Он решил, что на сегодня с него хватит Евлаховых, Прокудиных и всего, что их окружало, и отправился на Садовую-Сухаревскую – к Матвею Сироткину, у которого рассчитывал навести кое-какие справки насчет Ярцева.
И там его ждал настоящий удар.
– Видишь ли, Ваня, – смущенно сказал Сироткин, – я бы с удовольствием тебе рассказал все, что знаю, но от вас звонили и строго-настрого запретили давать тебе любую информацию. Ты, говорят, с ним приятельствуешь, он наверняка к тебе пойдет, так вот: не надо ничего ему говорить. Так что извини…
Ваня сидел, сгорбившись и свесив руки между коленями, и смотрел на коллегу глазами побитой собаки. Опалин и сам не знал, что именно его задело больше всего – то, что ему не доверяли, или же то, что его просчитали и действия его предугадали, да еще настолько точно.
– Я ни в чем не виноват. – Он знал, что оправдываться нельзя, но его все же тянуло объясниться. – Я просто хотел…
– Нет, Ваня, – покачал своей большой лохматой головой Сироткин, – нет. И давай закроем тему.
Опалин относился к людям, которых препятствия только раззадоривают – но на сей раз препятствий оказалось слишком много, а дело, которое ему поручили, вдобавок поглощало большую часть его ресурсов. Идя по улице после разговора с Матвеем, Иван почувствовал, что начал колебаться. «Может быть, в самом деле стоит отступиться? – нашептывал ему внутренний голос. – Когда все против тебя…»
«Да что против меня? – тотчас же возразил он сам себе. – Ничего еще не решено». Но по опыту он уже знал, что колебания чаще всего являются признаком отступления. А Опалин ненавидел отступать, ненавидел признавать свое поражение.

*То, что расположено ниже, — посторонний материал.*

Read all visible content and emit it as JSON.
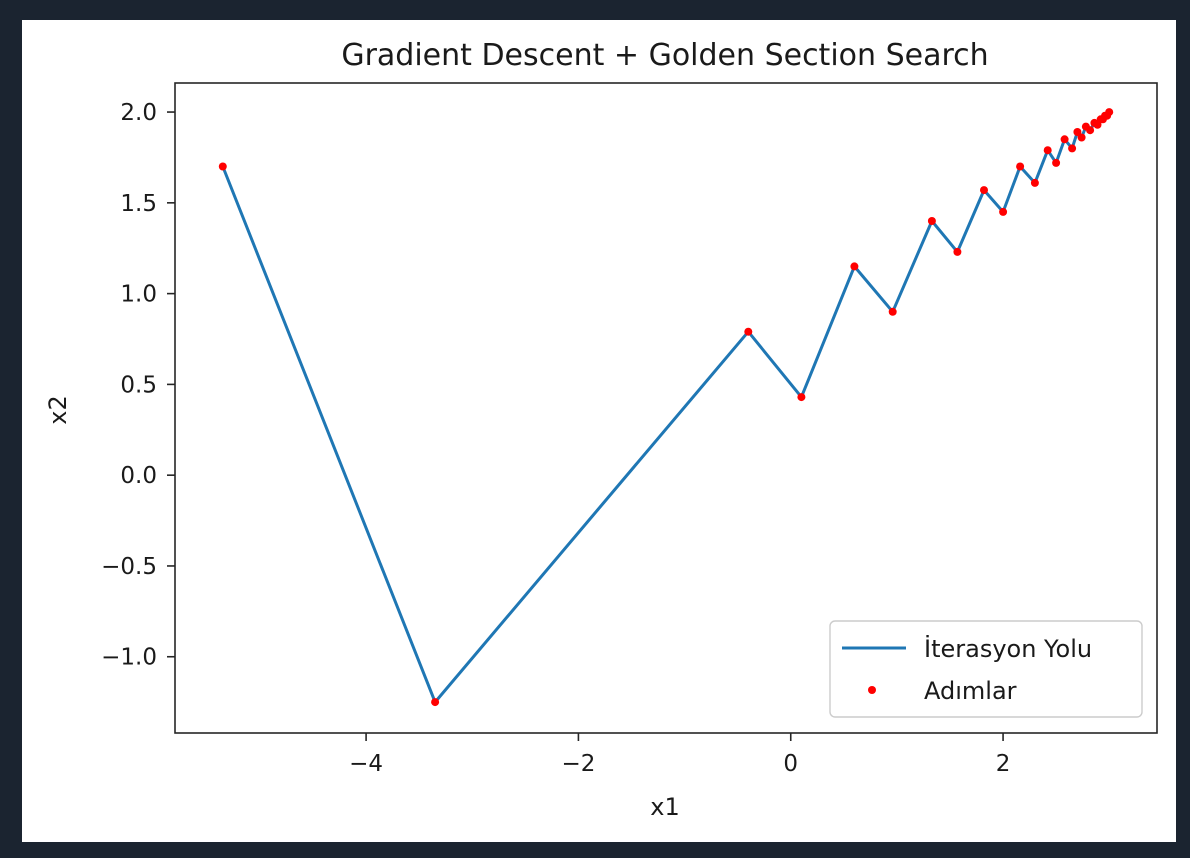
{
  "chart_data": {
    "type": "line",
    "title": "Gradient Descent + Golden Section Search",
    "xlabel": "x1",
    "ylabel": "x2",
    "xlim": [
      -5.8,
      3.45
    ],
    "ylim": [
      -1.42,
      2.16
    ],
    "xticks": [
      -4,
      -2,
      0,
      2
    ],
    "yticks": [
      2.0,
      1.5,
      1.0,
      0.5,
      0.0,
      -0.5,
      -1.0
    ],
    "xtick_labels": [
      "−4",
      "−2",
      "0",
      "2"
    ],
    "ytick_labels": [
      "2.0",
      "1.5",
      "1.0",
      "0.5",
      "0.0",
      "−0.5",
      "−1.0"
    ],
    "grid": false,
    "legend_position": "lower-right",
    "series": [
      {
        "name": "İterasyon Yolu",
        "style": "line",
        "color": "#1f77b4",
        "x": [
          -5.35,
          -3.35,
          -0.4,
          0.1,
          0.6,
          0.96,
          1.33,
          1.57,
          1.82,
          2.0,
          2.16,
          2.3,
          2.42,
          2.5,
          2.58,
          2.65,
          2.7,
          2.74,
          2.78,
          2.82,
          2.86,
          2.89,
          2.92,
          2.94,
          2.96,
          2.98,
          3.0
        ],
        "y": [
          1.7,
          -1.25,
          0.79,
          0.43,
          1.15,
          0.9,
          1.4,
          1.23,
          1.57,
          1.45,
          1.7,
          1.61,
          1.79,
          1.72,
          1.85,
          1.8,
          1.89,
          1.86,
          1.92,
          1.9,
          1.94,
          1.93,
          1.96,
          1.96,
          1.98,
          1.98,
          2.0
        ]
      },
      {
        "name": "Adımlar",
        "style": "scatter",
        "color": "#ff0000",
        "x": [
          -5.35,
          -3.35,
          -0.4,
          0.1,
          0.6,
          0.96,
          1.33,
          1.57,
          1.82,
          2.0,
          2.16,
          2.3,
          2.42,
          2.5,
          2.58,
          2.65,
          2.7,
          2.74,
          2.78,
          2.82,
          2.86,
          2.89,
          2.92,
          2.94,
          2.96,
          2.98,
          3.0
        ],
        "y": [
          1.7,
          -1.25,
          0.79,
          0.43,
          1.15,
          0.9,
          1.4,
          1.23,
          1.57,
          1.45,
          1.7,
          1.61,
          1.79,
          1.72,
          1.85,
          1.8,
          1.89,
          1.86,
          1.92,
          1.9,
          1.94,
          1.93,
          1.96,
          1.96,
          1.98,
          1.98,
          2.0
        ]
      }
    ]
  }
}
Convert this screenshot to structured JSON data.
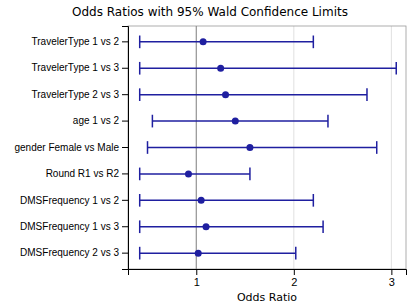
{
  "chart_data": {
    "type": "forest",
    "title": "Odds Ratios with 95% Wald Confidence Limits",
    "x_label": "Odds Ratio",
    "orientation": "horizontal",
    "categories": [
      "TravelerType 1 vs 2",
      "TravelerType 1 vs 3",
      "TravelerType 2 vs 3",
      "age 1 vs 2",
      "gender Female vs Male",
      "Round R1 vs R2",
      "DMSFrequency 1 vs 2",
      "DMSFrequency 1 vs 3",
      "DMSFrequency 2 vs 3"
    ],
    "values": [
      1.07,
      1.25,
      1.3,
      1.4,
      1.55,
      0.92,
      1.05,
      1.1,
      1.02
    ],
    "ci_lower": [
      0.42,
      0.42,
      0.42,
      0.55,
      0.5,
      0.42,
      0.42,
      0.42,
      0.42
    ],
    "ci_upper": [
      2.2,
      3.05,
      2.75,
      2.35,
      2.85,
      1.55,
      2.2,
      2.3,
      2.02
    ],
    "reference_line": 1,
    "color": "#1F1FA0",
    "xlim": [
      0.3,
      3.15
    ],
    "xticks": [
      1,
      2,
      3
    ],
    "grid": true
  }
}
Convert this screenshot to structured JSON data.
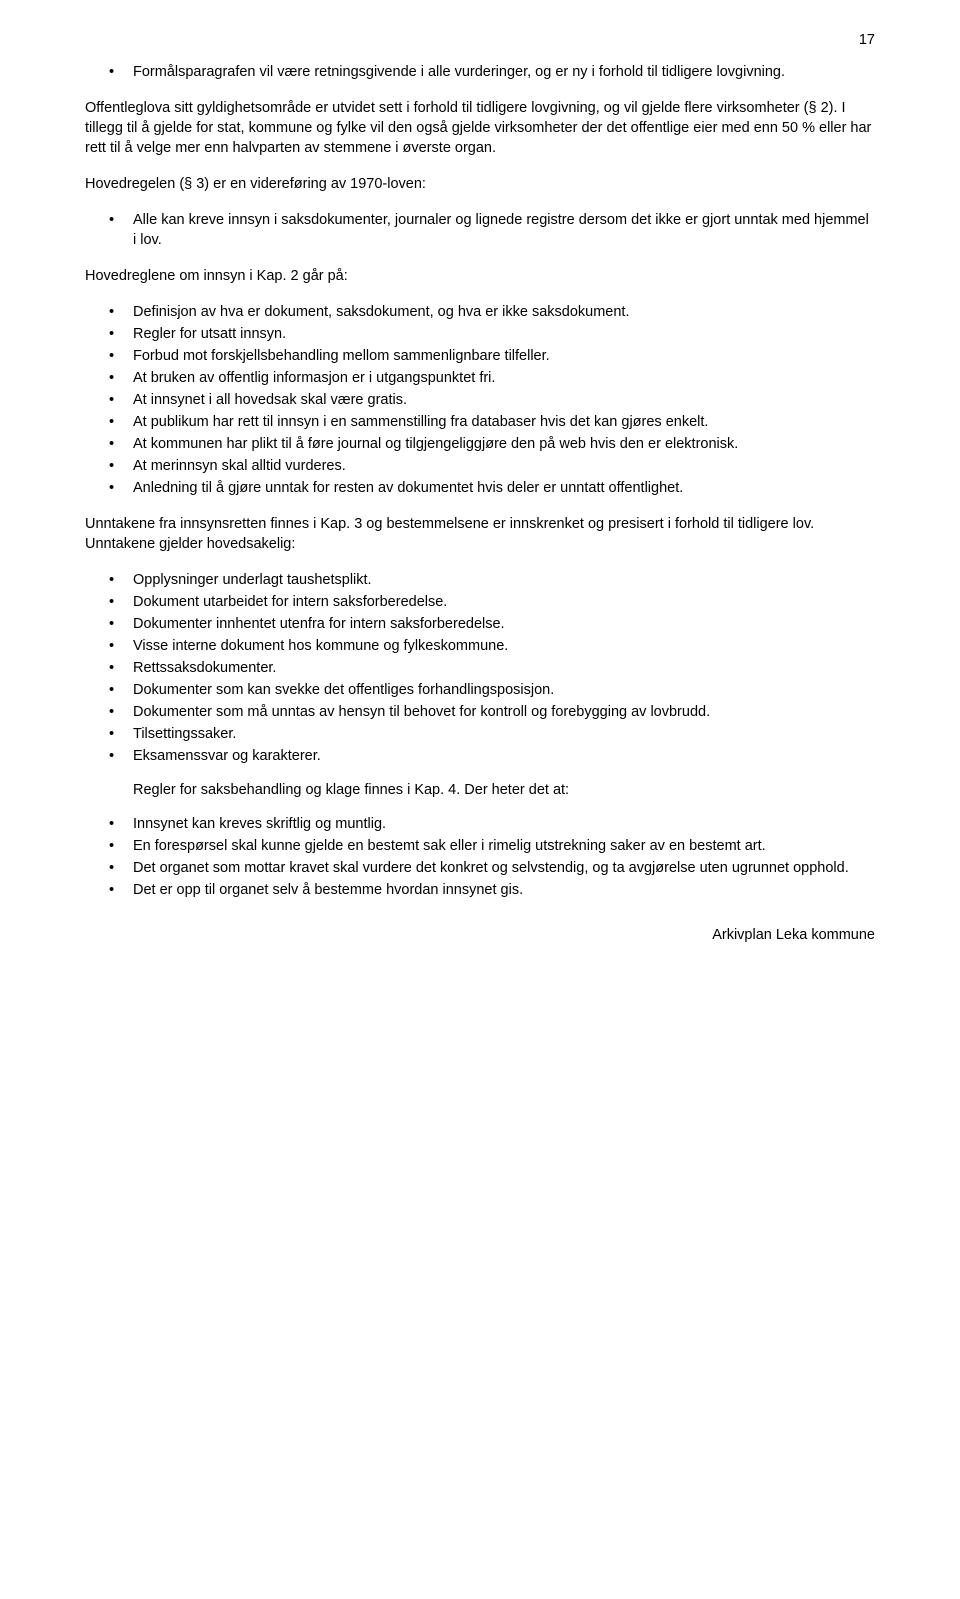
{
  "page_number": "17",
  "top_bullets": [
    "Formålsparagrafen vil være retningsgivende i alle vurderinger, og er ny i forhold til tidligere lovgivning."
  ],
  "para1": "Offentleglova sitt gyldighetsområde er utvidet sett i forhold til tidligere lovgivning, og vil gjelde flere virksomheter (§ 2). I tillegg til å gjelde for stat, kommune og fylke vil den også gjelde virksomheter der det offentlige eier med enn 50 % eller har rett til å velge mer enn halvparten av stemmene i øverste organ.",
  "para2": "Hovedregelen (§ 3) er en videreføring av 1970-loven:",
  "mid_bullets": [
    "Alle kan kreve innsyn i saksdokumenter, journaler og lignede registre dersom det ikke er gjort unntak med hjemmel i lov."
  ],
  "para3": "Hovedreglene om innsyn i Kap. 2 går på:",
  "kap2_bullets": [
    "Definisjon av hva er dokument, saksdokument, og hva er ikke saksdokument.",
    "Regler for utsatt innsyn.",
    "Forbud mot forskjellsbehandling mellom sammenlignbare tilfeller.",
    "At bruken av offentlig informasjon er i utgangspunktet fri.",
    "At innsynet i all hovedsak skal være gratis.",
    "At publikum har rett til innsyn i en sammenstilling fra databaser hvis det kan gjøres enkelt.",
    "At kommunen har plikt til å føre journal og tilgjengeliggjøre den på web hvis den er elektronisk.",
    "At merinnsyn skal alltid vurderes.",
    "Anledning til å gjøre unntak for resten av dokumentet hvis deler er unntatt offentlighet."
  ],
  "para4": "Unntakene fra innsynsretten finnes i Kap. 3 og bestemmelsene er innskrenket og presisert i forhold til tidligere lov. Unntakene gjelder hovedsakelig:",
  "kap3_bullets": [
    "Opplysninger underlagt taushetsplikt.",
    "Dokument utarbeidet for intern saksforberedelse.",
    "Dokumenter innhentet utenfra for intern saksforberedelse.",
    "Visse interne dokument hos kommune og fylkeskommune.",
    "Rettssaksdokumenter.",
    "Dokumenter som kan svekke det offentliges forhandlingsposisjon.",
    "Dokumenter som må unntas av hensyn til behovet for kontroll og forebygging av lovbrudd.",
    "Tilsettingssaker.",
    "Eksamenssvar og karakterer."
  ],
  "kap4_intro": "Regler for saksbehandling og klage finnes i Kap. 4. Der heter det at:",
  "kap4_bullets": [
    "Innsynet kan kreves skriftlig og muntlig.",
    "En forespørsel skal kunne gjelde en bestemt sak eller i rimelig utstrekning saker av en bestemt art.",
    "Det organet som mottar kravet skal vurdere det konkret og selvstendig, og ta avgjørelse uten ugrunnet opphold.",
    "Det er opp til organet selv å bestemme hvordan innsynet gis."
  ],
  "footer": "Arkivplan Leka kommune"
}
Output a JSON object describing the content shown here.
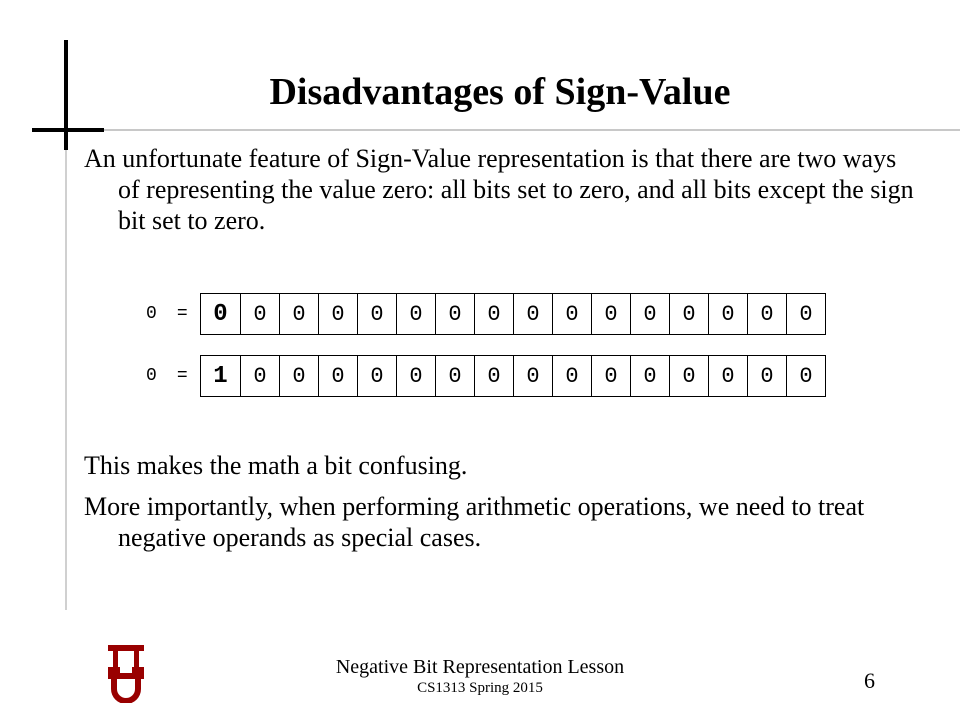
{
  "slide": {
    "title": "Disadvantages of Sign-Value",
    "bullets": [
      "An unfortunate feature of Sign-Value representation is that there are two ways of representing the value zero: all bits set to zero, and all bits except the sign bit set to zero.",
      "This makes the math a bit confusing.",
      "More importantly, when performing arithmetic operations, we need to treat negative operands as special cases."
    ]
  },
  "bit_rows": [
    {
      "value": "0",
      "equals": "=",
      "bits": [
        "0",
        "0",
        "0",
        "0",
        "0",
        "0",
        "0",
        "0",
        "0",
        "0",
        "0",
        "0",
        "0",
        "0",
        "0",
        "0"
      ]
    },
    {
      "value": "0",
      "equals": "=",
      "bits": [
        "1",
        "0",
        "0",
        "0",
        "0",
        "0",
        "0",
        "0",
        "0",
        "0",
        "0",
        "0",
        "0",
        "0",
        "0",
        "0"
      ]
    }
  ],
  "footer": {
    "lesson": "Negative Bit Representation Lesson",
    "course": "CS1313 Spring 2015",
    "page_number": "6"
  },
  "logo": {
    "icon": "ou-logo",
    "color": "#990000"
  }
}
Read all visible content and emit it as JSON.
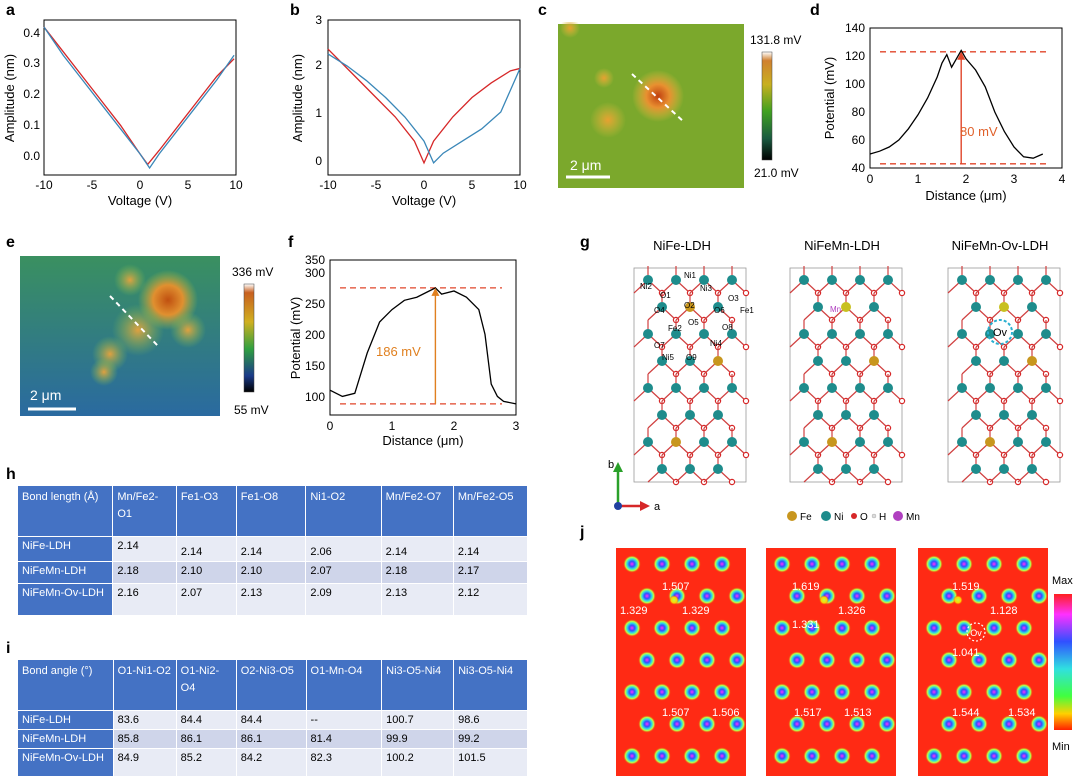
{
  "labels": {
    "a": "a",
    "b": "b",
    "c": "c",
    "d": "d",
    "e": "e",
    "f": "f",
    "g": "g",
    "h": "h",
    "i": "i",
    "j": "j"
  },
  "panel_a": {
    "xlabel": "Voltage (V)",
    "ylabel": "Amplitude (nm)",
    "xticks": [
      "-10",
      "-5",
      "0",
      "5",
      "10"
    ],
    "yticks": [
      "0.0",
      "0.1",
      "0.2",
      "0.3",
      "0.4"
    ]
  },
  "panel_b": {
    "xlabel": "Voltage (V)",
    "ylabel": "Amplitude (nm)",
    "xticks": [
      "-10",
      "-5",
      "0",
      "5",
      "10"
    ],
    "yticks": [
      "0",
      "1",
      "2",
      "3"
    ]
  },
  "panel_c": {
    "cbar_max": "131.8  mV",
    "cbar_min": "21.0 mV",
    "scale": "2 μm"
  },
  "panel_d": {
    "xlabel": "Distance (μm)",
    "ylabel": "Potential (mV)",
    "xticks": [
      "0",
      "1",
      "2",
      "3",
      "4"
    ],
    "yticks": [
      "40",
      "60",
      "80",
      "100",
      "120",
      "140"
    ],
    "annotation": "80 mV"
  },
  "panel_e": {
    "cbar_max": "336  mV",
    "cbar_min": "55 mV",
    "scale": "2 μm"
  },
  "panel_f": {
    "xlabel": "Distance (μm)",
    "ylabel": "Potential (mV)",
    "xticks": [
      "0",
      "1",
      "2",
      "3"
    ],
    "yticks": [
      "100",
      "150",
      "200",
      "250",
      "300",
      "350"
    ],
    "annotation": "186 mV"
  },
  "panel_g": {
    "titles": [
      "NiFe-LDH",
      "NiFeMn-LDH",
      "NiFeMn-Ov-LDH"
    ],
    "axis_b": "b",
    "axis_a": "a",
    "axis_c": "c",
    "legend": [
      {
        "label": "Fe",
        "color": "#c8961e"
      },
      {
        "label": "Ni",
        "color": "#1e8c8c"
      },
      {
        "label": "O",
        "color": "#d62728"
      },
      {
        "label": "H",
        "color": "#dddddd"
      },
      {
        "label": "Mn",
        "color": "#b040c0"
      }
    ],
    "atom_labels": {
      "ni1": "Ni1",
      "ni2": "Ni2",
      "ni3": "Ni3",
      "ni4": "Ni4",
      "ni5": "Ni5",
      "o1": "O1",
      "o2": "O2",
      "o3": "O3",
      "o4": "O4",
      "o5": "O5",
      "o6": "O6",
      "o7": "O7",
      "o8": "O8",
      "o9": "O9",
      "fe1": "Fe1",
      "fe2": "Fe2",
      "mn": "Mn",
      "ov": "Ov"
    }
  },
  "table_h": {
    "header": [
      "Bond length (Å)",
      "Mn/Fe2-O1",
      "Fe1-O3",
      "Fe1-O8",
      "Ni1-O2",
      "Mn/Fe2-O7",
      "Mn/Fe2-O5"
    ],
    "rows": [
      {
        "name": "NiFe-LDH",
        "values": [
          "2.14",
          "2.14",
          "2.14",
          "2.06",
          "2.14",
          "2.14"
        ]
      },
      {
        "name": "NiFeMn-LDH",
        "values": [
          "2.18",
          "2.10",
          "2.10",
          "2.07",
          "2.18",
          "2.17"
        ]
      },
      {
        "name": "NiFeMn-Ov-LDH",
        "values": [
          "2.16",
          "2.07",
          "2.13",
          "2.09",
          "2.13",
          "2.12"
        ]
      }
    ]
  },
  "table_i": {
    "header": [
      "Bond angle (°)",
      "O1-Ni1-O2",
      "O1-Ni2-O4",
      "O2-Ni3-O5",
      "O1-Mn-O4",
      "Ni3-O5-Ni4",
      "Ni3-O5-Ni4"
    ],
    "rows": [
      {
        "name": "NiFe-LDH",
        "values": [
          "83.6",
          "84.4",
          "84.4",
          "--",
          "100.7",
          "98.6"
        ]
      },
      {
        "name": "NiFeMn-LDH",
        "values": [
          "85.8",
          "86.1",
          "86.1",
          "81.4",
          "99.9",
          "99.2"
        ]
      },
      {
        "name": "NiFeMn-Ov-LDH",
        "values": [
          "84.9",
          "85.2",
          "84.2",
          "82.3",
          "100.2",
          "101.5"
        ]
      }
    ]
  },
  "panel_j": {
    "cbar_max": "Max",
    "cbar_min": "Min",
    "ov": "Ov",
    "maps": [
      {
        "top": "1.507",
        "left": "1.329",
        "right": "1.329",
        "bl": "1.507",
        "br": "1.506"
      },
      {
        "top": "1.619",
        "left": "1.331",
        "right": "1.326",
        "bl": "1.517",
        "br": "1.513"
      },
      {
        "top": "1.519",
        "left": "1.041",
        "right": "1.128",
        "bl": "1.544",
        "br": "1.534"
      }
    ]
  },
  "chart_data": [
    {
      "type": "line",
      "panel": "a",
      "xlabel": "Voltage (V)",
      "ylabel": "Amplitude (nm)",
      "xlim": [
        -10,
        10
      ],
      "ylim": [
        -0.02,
        0.42
      ],
      "series": [
        {
          "color": "#d62728",
          "x": [
            -10,
            -8,
            -6,
            -4,
            -2,
            0,
            0.8,
            2,
            4,
            6,
            8,
            9.8
          ],
          "y": [
            0.4,
            0.33,
            0.26,
            0.19,
            0.12,
            0.04,
            0.01,
            0.05,
            0.12,
            0.19,
            0.26,
            0.31
          ]
        },
        {
          "color": "#3a87b8",
          "x": [
            -10,
            -8,
            -6,
            -4,
            -2,
            0,
            1,
            2,
            4,
            6,
            8,
            9.8
          ],
          "y": [
            0.4,
            0.32,
            0.25,
            0.18,
            0.11,
            0.04,
            0.0,
            0.04,
            0.11,
            0.18,
            0.25,
            0.32
          ]
        }
      ]
    },
    {
      "type": "line",
      "panel": "b",
      "xlabel": "Voltage (V)",
      "ylabel": "Amplitude (nm)",
      "xlim": [
        -10,
        10
      ],
      "ylim": [
        -0.2,
        3.0
      ],
      "series": [
        {
          "color": "#d62728",
          "x": [
            -10,
            -9,
            -7,
            -5,
            -3,
            -1,
            0,
            1,
            3,
            5,
            7,
            9,
            10
          ],
          "y": [
            2.4,
            2.2,
            1.8,
            1.4,
            1.0,
            0.5,
            0.05,
            0.5,
            1.0,
            1.4,
            1.7,
            1.95,
            2.0
          ]
        },
        {
          "color": "#3a87b8",
          "x": [
            -10,
            -8,
            -6,
            -4,
            -2,
            0,
            1,
            2,
            4,
            6,
            8,
            10
          ],
          "y": [
            2.3,
            2.05,
            1.75,
            1.4,
            1.0,
            0.5,
            0.05,
            0.25,
            0.5,
            0.75,
            1.1,
            2.0
          ]
        }
      ]
    },
    {
      "type": "line",
      "panel": "d",
      "xlabel": "Distance (μm)",
      "ylabel": "Potential (mV)",
      "xlim": [
        0,
        4
      ],
      "ylim": [
        40,
        140
      ],
      "series": [
        {
          "color": "#000000",
          "x": [
            0,
            0.2,
            0.4,
            0.6,
            0.8,
            1.0,
            1.2,
            1.4,
            1.5,
            1.6,
            1.7,
            1.8,
            1.9,
            2.0,
            2.2,
            2.4,
            2.6,
            2.8,
            3.0,
            3.2,
            3.4,
            3.6
          ],
          "y": [
            50,
            52,
            55,
            60,
            68,
            78,
            90,
            105,
            115,
            121,
            112,
            118,
            124,
            118,
            110,
            98,
            80,
            66,
            55,
            48,
            47,
            50
          ]
        }
      ],
      "dashed_lines_y": [
        123,
        43
      ]
    },
    {
      "type": "line",
      "panel": "f",
      "xlabel": "Distance (μm)",
      "ylabel": "Potential (mV)",
      "xlim": [
        0,
        3
      ],
      "ylim": [
        100,
        350
      ],
      "series": [
        {
          "color": "#000000",
          "x": [
            0,
            0.2,
            0.4,
            0.6,
            0.8,
            1.0,
            1.2,
            1.4,
            1.6,
            1.7,
            1.8,
            2.0,
            2.2,
            2.4,
            2.5,
            2.6,
            2.7,
            2.8,
            3.0
          ],
          "y": [
            140,
            130,
            135,
            200,
            250,
            270,
            285,
            290,
            300,
            305,
            295,
            300,
            290,
            270,
            230,
            150,
            130,
            122,
            118
          ]
        }
      ],
      "dashed_lines_y": [
        305,
        118
      ]
    }
  ]
}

Чтобы отвлечься от неприятных мыслей, он отправился на Большую Дмитровку, рассчитывая поговорить с учительницей немецкого и с подозрительной домработницей. Но учительница, как сообщили соседи, еще не вернулась с работы. Зато домработница оказалась дома. Тетка, у которой она снимала угол и которая впустила гостя, была столь злобна на вид, что Опалин сразу же пожалел, что сказал о том, что он из угрозыска. «Как бы она девчонку не сожрала», – подумал он с беспокойством, озираясь и ища местечко, куда бы сесть. В углу была железная кровать, отгороженная от остальной части комнаты старой ширмой, и больше ничего. Пришлось сесть на кровать, рядом с девушкой.
– А зачем угрозыск, что случилось? – спросила Наташа, с беспокойством глядя на него. – Я в жизни ничего ни у кого не брала…
– Да это по поводу вашей знакомой, которая угодила под трамвай, – произнес Опалин как можно громче, чтобы тетка, которая в этот момент находилась за ширмой, все услышала. Наташа смотрела на него, не понимая. Это была крупная, пышногрудая, симпатичная деревенская девушка с почти белыми волосами, заплетенными в две косички. Платьице ее, сшитое из дешевой однотонной материи, было ужасно. Опалин подумал, что, если приодеть Наташу, она не то чтобы затмит всех красивых женщин, которые ему встречались, но будет выглядеть среди них весьма достойно. Во всяком случае, ему стало ясно, почему Анна Андреевна приревновала его собеседницу и выставила ее из дома.
– А кто угодил под трамвай? – спросила Наташа.
– Галя Евлахова.
– А!
В этом коротком возгласе было больше недоумения, чем любых иных чувств. «Нет, она ни при чем, – подумал Опалин, который не переставал пристально наблюдать за своей собеседницей. – Точно ни при чем».
– Это какие Евлаховы – те, которые тебя выгнали, что ли? – желчно крикнула тетка из-за ширмы, и Иван убедился, что домашняя ЧК не дремлет.
– Они, – ответил он за Наташу.
– Ну так она и месяца там не проработала! – крикнула тетка. – И кобель этот к ней приставал!
– Какой кобель?
– Да этот… Аристарх! Из Моссовета! Сволочь та еще… И за работу ей заплатили меньше, чем должны были!
Наташа сидела, часто моргая и заливаясь краской, и Опалин видел, ей стыдно, что подробности ее жизни вызнает посторонний человек, что тетка так неделикатна и рубит сплеча, что в жизни у самой Наташи нет ничего, кроме этой кровати, скверного платьица и неопределенных перспектив. Казалось, девушка вот-вот заплачет, и Опалину стало ее жаль.
– Как ты думаешь, Галя могла покончить с собой? – спросил он, удачно подделываясь под доверительный тон.
– Она-то? – искренне изумилась Наташа.
– Ну вот по-твоему, могла или нет?
– Да зачем ей?
– Ну так ее жених…
– Ах, это! – Наташа наморщила лоб. – Да не знаю я. Она со мной не делилась. Я у них была подай-принеси-убери, – она насупилась, произнося эти слова.
– И ты не замечала, что в семье творится?
– Мне все равно было. Вон Аристарх Николаич… ну ты слышал, да? Я уж не знала, как от него отделаться.
– А чем ты занималась после того, как ушла оттуда? – машинально спросил Опалин, размышляя, как бы аккуратно выведать у нее, где она была вечером 3-го числа.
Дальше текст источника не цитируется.